With appropriate trigger and reporter dye labeling, two-photon flow cytometry becomes possible in greatly simplified flow systems. This opens the way to quantitative cytometry in simple and compact microfluidics systems, or in vivo. Quantitative size measurements can also be done in the present system even under conditions of non-uniform flow. This is done in conventional cytometry via elastic light scattering. In the present invention, the excitation beam is split into two separate foci aligned along the capillary flow direction; the spot size is set to be smaller than the cell size. The velocity of each cell is measured via the time delay between the two excitation spots, and then the size is determined via the time it takes to pass through one of the focal spots. Size measurements made this way are shown in FIG. 4 for calibrated microspheres of various sizes as well as several different types of cells.

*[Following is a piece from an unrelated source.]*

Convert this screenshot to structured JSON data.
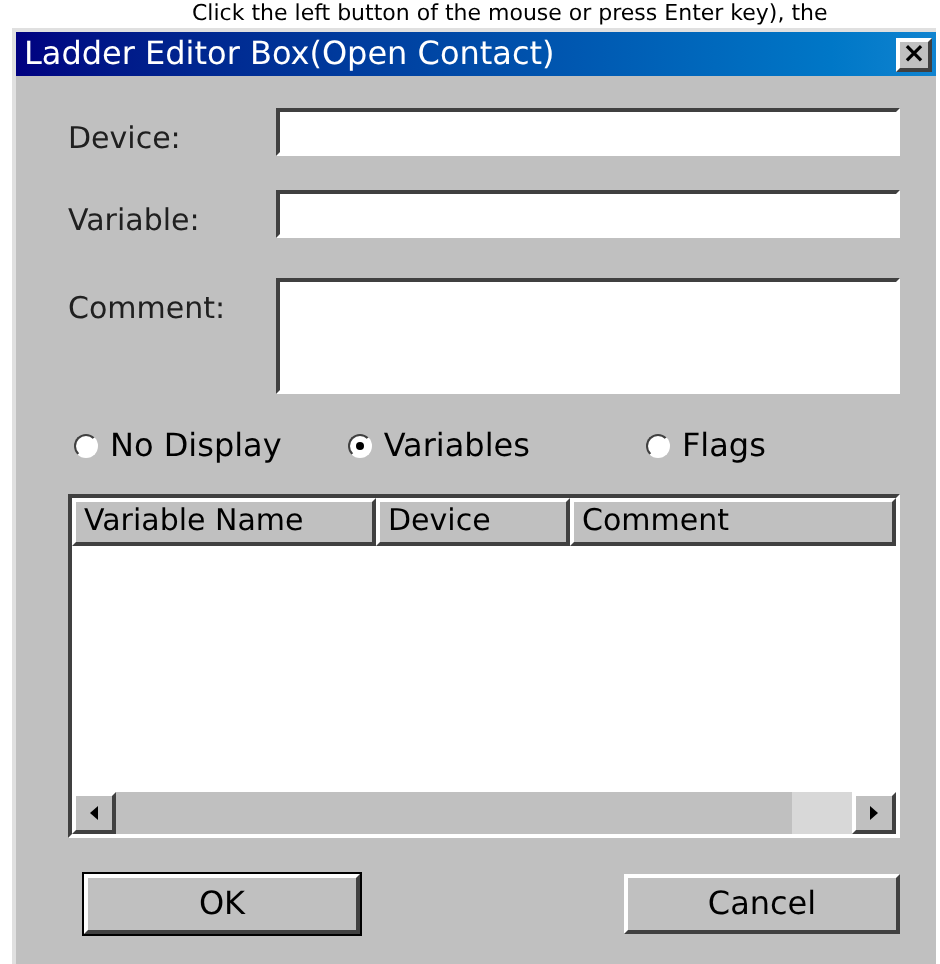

Viral and similar submicroscopic particles are well outside the light scattering detection range of conventional flow cytometers. The (ungated) light scattering detection limit of commercial instruments is typically around 300-500 nm as obtained with polymer particles and considerably larger for cells such as bacteria and algae due to their high water content and correspondingly lower refractive index. The other limit comes from the debris in the sheath water used in conventional flow cytometer. In the T3FC, the detection background is eliminated because the sheath flow is not used herethe ratiometric fluorescence measurements are used to quantify the particles in the small detection volume. Thus, the T3FC overcomes the detection size limitation of a conventional flow cytometer. T3FC, therefore, can be used to detect nanometer size particles such as viruses. This feature significantly increases the applications of current flow cytometers.
The description of the invention is merely exemplary in nature and, thus, variations that do not depart from the gist of the invention are intended to be within the scope of the invention. Such variations are not to be regarded as a departure from the spirit and scope of the invention.